With these thoughts projected out into the future–with you expecting them to be true tomorrow, the next day, next week, a month from now–you perpetuate yourself being that same person you believe yourself to be in the future. You recreate the same experiences over and over again, proving to yourself over and over again that you are, indeed, this person.
When you stop expecting to find yourself in that same situation over and over again–expecting to find poof that you are that person, you will stop having those experiences. For this to happen, you have to leave all of these experiences and decisions in the past. Stop bringing them with you into the future.
I learned all of this long ago when I was doing a variety of self-help, personal growth and human potential workshops and seminars, like the Loving Relationships Training. It can be hard to remember these lessons though, when you aren’t around other like-minded people who also know these principles. The other day a colleague invited me to a preview of the Landmark Forum workshops. There I was reminded of this idea.
It made me stop and consider what decisions I made because of past negative events or experiences that I place in my future and then create that same unwanted outcome. If I can become aware of the experience and the thought, or the decision I made about myself, I can then affect my future outcomes, I can begin changing them. If, for example, I believe I am unworthy of earning more than $50,000 per year because I’ve never been paid more than that before and I’ve had many experiences where I was told I would not be paid what I thought I should be paid based on my experience or worth, I can change that thought, that expectation. And I can expect to earn $100,000 per year or more.
By being conscious of the decision made in the past about myself, I can affect my future and change who I become. I can become someone who earns more money.

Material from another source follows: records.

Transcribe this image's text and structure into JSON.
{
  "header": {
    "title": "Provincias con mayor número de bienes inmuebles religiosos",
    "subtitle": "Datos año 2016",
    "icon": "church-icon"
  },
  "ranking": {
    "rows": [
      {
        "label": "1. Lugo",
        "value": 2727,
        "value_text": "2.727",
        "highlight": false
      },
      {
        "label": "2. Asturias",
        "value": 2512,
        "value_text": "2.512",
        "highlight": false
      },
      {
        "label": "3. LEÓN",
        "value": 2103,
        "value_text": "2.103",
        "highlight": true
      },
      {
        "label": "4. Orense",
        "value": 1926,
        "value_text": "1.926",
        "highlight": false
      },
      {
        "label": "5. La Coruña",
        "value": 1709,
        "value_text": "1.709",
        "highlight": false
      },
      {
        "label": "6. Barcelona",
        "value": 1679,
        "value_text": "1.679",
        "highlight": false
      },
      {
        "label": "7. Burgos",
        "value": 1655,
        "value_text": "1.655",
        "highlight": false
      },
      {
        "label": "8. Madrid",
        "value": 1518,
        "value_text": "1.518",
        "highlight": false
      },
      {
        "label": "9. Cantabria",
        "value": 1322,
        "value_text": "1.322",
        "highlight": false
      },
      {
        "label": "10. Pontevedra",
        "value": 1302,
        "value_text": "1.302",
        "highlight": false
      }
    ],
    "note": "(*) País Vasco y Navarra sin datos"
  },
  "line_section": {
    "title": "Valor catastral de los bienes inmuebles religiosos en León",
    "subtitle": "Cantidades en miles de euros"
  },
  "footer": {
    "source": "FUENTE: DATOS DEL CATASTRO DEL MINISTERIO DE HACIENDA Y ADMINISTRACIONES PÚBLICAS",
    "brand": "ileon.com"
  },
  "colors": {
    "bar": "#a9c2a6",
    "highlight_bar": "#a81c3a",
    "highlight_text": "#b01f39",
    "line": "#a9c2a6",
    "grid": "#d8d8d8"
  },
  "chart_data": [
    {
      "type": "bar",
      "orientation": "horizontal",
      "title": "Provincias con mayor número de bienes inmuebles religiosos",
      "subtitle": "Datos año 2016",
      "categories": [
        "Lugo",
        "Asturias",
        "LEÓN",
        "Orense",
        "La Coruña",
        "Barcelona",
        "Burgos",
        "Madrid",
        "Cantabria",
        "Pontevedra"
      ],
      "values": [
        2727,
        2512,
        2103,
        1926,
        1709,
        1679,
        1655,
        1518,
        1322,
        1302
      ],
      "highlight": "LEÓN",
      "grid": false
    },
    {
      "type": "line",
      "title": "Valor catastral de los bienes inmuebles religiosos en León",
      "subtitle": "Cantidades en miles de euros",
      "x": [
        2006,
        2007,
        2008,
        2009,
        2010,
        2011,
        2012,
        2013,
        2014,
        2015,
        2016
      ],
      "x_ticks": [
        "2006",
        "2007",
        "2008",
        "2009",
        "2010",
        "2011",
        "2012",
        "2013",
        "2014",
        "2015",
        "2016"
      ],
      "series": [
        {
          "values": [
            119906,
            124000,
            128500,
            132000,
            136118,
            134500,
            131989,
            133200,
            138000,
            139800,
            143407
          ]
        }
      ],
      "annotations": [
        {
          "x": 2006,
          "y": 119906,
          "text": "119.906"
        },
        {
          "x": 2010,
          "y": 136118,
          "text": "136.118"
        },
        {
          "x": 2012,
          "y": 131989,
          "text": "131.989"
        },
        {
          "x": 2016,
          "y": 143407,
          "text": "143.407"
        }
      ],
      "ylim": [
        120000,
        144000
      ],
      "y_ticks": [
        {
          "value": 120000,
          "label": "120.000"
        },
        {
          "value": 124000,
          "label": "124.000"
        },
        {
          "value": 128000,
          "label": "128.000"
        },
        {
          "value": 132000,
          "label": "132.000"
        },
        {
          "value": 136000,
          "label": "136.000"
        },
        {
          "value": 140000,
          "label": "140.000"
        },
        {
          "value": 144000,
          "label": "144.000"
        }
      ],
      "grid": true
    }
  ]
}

Byron Katie, an author, says we should always ask if we really know something is true. I would have to ask myself if I really knew it was true that I was unworthy of getting paid more. If I can’t answer, “Yes, it’s true,” then it must be true that I am worthy of getting paid more. So I have to ask myself if this is true. Can I answer yes to that question?
Can you think of a decision you made in your past that is affecting who you are now? Do you know if the decision is based on truth? Can you change your mind so you can affect your future positively?